Sulla pagina Facebook di Fondazione Telethon, tra le tante immagini, c’è quella di un bambino sorridente, intento a giocare con un pupazzo.

La descrizione recita: «Siamo Chiara e Mirco, genitori di Matteo, 2 anni. Vorremmo entrare in contatto con altre famiglie con la sua stessa mutazione».

È solo uno dei tanti appelli lanciati dai genitori: «Da quando è arrivato il risultato dei test non ci siamo mai fermati. L’obiettivo – continua la madre – è quello di trovare più persone possibili che condividono la sua stessa malattia».

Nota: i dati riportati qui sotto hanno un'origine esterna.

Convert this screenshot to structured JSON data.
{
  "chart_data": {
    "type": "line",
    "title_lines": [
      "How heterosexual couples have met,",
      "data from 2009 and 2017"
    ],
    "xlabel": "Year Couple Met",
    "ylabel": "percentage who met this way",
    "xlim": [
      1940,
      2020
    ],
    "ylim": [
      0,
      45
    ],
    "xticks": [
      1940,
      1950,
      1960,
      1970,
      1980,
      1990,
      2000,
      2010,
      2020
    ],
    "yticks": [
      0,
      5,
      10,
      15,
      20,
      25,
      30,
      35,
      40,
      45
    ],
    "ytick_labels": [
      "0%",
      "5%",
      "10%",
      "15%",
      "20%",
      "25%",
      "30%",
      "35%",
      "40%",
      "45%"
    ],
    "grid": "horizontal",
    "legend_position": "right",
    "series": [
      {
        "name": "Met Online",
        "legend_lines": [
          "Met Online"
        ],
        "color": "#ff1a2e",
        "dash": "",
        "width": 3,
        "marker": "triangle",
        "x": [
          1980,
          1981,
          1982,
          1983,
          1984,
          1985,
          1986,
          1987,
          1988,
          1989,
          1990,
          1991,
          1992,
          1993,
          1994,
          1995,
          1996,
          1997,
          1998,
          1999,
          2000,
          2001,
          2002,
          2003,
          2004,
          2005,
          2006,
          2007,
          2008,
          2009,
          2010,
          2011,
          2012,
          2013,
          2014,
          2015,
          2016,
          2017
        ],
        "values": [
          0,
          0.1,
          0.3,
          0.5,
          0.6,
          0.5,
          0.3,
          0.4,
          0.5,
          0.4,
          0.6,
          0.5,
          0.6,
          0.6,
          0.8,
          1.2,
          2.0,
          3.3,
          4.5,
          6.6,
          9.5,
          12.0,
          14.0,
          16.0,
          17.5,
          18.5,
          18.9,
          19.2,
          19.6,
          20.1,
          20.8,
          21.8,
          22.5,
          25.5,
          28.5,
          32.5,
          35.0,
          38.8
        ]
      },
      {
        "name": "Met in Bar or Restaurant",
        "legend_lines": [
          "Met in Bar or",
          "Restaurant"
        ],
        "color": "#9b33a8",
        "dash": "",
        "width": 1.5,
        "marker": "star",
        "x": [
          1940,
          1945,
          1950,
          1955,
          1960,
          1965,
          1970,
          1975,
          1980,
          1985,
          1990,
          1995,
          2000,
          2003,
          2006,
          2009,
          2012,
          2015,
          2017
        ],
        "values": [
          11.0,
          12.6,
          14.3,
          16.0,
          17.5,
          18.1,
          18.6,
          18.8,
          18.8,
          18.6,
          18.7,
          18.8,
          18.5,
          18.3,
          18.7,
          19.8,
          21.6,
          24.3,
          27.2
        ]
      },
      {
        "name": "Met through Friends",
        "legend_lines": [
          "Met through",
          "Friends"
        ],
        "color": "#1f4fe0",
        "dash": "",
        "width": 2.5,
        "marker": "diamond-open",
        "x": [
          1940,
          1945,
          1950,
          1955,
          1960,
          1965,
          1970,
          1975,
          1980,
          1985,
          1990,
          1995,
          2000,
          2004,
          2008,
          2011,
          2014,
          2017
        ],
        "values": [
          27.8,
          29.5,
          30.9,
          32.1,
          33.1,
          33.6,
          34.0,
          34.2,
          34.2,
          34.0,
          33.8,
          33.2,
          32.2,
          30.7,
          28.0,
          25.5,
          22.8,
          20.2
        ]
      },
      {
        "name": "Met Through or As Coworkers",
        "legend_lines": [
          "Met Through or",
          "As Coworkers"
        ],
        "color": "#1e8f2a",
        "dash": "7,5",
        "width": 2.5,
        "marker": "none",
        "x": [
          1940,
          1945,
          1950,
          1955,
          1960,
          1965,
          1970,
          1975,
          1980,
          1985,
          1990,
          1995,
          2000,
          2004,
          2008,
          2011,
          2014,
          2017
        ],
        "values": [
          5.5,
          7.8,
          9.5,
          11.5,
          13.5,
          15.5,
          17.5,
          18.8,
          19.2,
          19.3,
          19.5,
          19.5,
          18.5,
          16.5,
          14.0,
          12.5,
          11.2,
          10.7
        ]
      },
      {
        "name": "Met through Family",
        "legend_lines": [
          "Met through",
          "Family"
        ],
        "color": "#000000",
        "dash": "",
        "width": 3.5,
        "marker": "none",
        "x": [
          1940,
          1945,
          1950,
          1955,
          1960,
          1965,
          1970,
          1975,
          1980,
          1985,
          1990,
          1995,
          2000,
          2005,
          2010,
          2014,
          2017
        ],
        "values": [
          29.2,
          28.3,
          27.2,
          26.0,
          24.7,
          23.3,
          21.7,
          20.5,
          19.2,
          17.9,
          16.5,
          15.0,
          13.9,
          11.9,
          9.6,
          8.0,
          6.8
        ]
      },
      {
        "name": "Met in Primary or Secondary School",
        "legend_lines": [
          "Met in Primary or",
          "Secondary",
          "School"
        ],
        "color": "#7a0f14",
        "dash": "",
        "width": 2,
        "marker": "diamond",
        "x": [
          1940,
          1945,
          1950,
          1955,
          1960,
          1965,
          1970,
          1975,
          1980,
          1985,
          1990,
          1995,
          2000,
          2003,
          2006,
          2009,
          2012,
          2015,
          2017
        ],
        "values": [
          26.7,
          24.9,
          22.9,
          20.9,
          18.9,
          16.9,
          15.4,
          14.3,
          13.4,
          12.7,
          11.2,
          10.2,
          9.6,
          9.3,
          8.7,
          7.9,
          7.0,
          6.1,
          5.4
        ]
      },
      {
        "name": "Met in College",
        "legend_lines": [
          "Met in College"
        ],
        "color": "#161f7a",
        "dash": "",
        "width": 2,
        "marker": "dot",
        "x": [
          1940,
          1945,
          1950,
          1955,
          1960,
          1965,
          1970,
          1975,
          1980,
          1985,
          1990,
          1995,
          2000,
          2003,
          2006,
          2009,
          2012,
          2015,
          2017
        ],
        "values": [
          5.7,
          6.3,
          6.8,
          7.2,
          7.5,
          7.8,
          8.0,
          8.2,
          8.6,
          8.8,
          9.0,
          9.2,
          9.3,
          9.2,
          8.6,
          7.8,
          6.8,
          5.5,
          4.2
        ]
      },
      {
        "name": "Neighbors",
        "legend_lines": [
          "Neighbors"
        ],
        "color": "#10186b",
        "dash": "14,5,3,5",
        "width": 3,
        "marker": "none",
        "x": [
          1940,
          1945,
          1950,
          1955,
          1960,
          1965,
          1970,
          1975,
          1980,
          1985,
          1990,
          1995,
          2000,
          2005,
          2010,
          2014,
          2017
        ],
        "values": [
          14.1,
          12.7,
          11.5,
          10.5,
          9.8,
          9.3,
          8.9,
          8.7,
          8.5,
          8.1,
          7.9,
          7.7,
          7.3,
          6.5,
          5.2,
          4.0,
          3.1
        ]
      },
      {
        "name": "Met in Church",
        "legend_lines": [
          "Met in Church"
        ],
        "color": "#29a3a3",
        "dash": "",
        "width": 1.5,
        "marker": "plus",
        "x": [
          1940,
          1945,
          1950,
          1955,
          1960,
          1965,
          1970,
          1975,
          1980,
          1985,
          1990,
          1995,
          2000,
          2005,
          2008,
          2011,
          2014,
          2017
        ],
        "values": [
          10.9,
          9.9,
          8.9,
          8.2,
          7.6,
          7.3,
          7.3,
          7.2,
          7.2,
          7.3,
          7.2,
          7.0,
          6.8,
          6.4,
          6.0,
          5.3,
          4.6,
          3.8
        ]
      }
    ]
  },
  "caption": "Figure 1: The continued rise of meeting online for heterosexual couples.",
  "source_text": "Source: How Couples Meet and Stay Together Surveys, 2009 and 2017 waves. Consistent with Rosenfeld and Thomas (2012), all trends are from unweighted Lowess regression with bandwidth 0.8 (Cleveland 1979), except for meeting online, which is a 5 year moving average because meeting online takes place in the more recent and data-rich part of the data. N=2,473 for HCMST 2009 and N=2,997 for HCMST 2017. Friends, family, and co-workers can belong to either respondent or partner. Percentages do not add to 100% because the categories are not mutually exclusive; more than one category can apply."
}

Una relazione in questo periodo è nata, con l’Argentina: «Siamo in contatto con una famiglia di Buenos Aires, anche loro hanno il figlio affetto dal gene mutato. Con loro ci sentiamo meno soli, abbiamo qualcuno con cui poterci confrontare. È una giovane coppia molto attiva nella divulgazione e nella ricerca di altri bambini malati. Per quanto ne sappiamo, in Italia Matteo è l’unico. Attualmente sono in 14 in tutto il mondo: la ricerca scientifica non è particolarmente sviluppata per via della grande rarità. Vogliamo fare rete, supportarci, divulgare. Scoprire i casi nascosti, che magari possono dare il via a una concreta ricerca scientifica, perché al momento non esiste cura. È frustrante non conoscere l’aspettativa di vita del proprio figlio, ma al tempo stesso questo ci dona speranza. Matteo è un bambino dolcissimo, molto buono. Ama le stelle e la luna, si ferma per ore a guardarle nelle notti d’estate. Ci parla con gli occhi, e anche grazie al suo quadernone, che è pieno di tanti disegnini che lo aiutano a comunicare. Quando vuole una mela, apre il quaderno e ce la indica. Lo portiamo tutti i giorni dal neuropsicomotricista e anche a fare logopedia. Ci riteniamo fortunati, perché i medici del Policlinico di Modena ci seguono molto bene, sono dei professionisti eccellenti. Eppure, non è facile: ho dovuto lasciare il mio lavoro, ora faccio la mamma caregiver a tempo pieno, e mio marito è sempre molto presente. E quando non ci saremo più noi? Il futuro è ricco di speranza, ma anche di tante paure».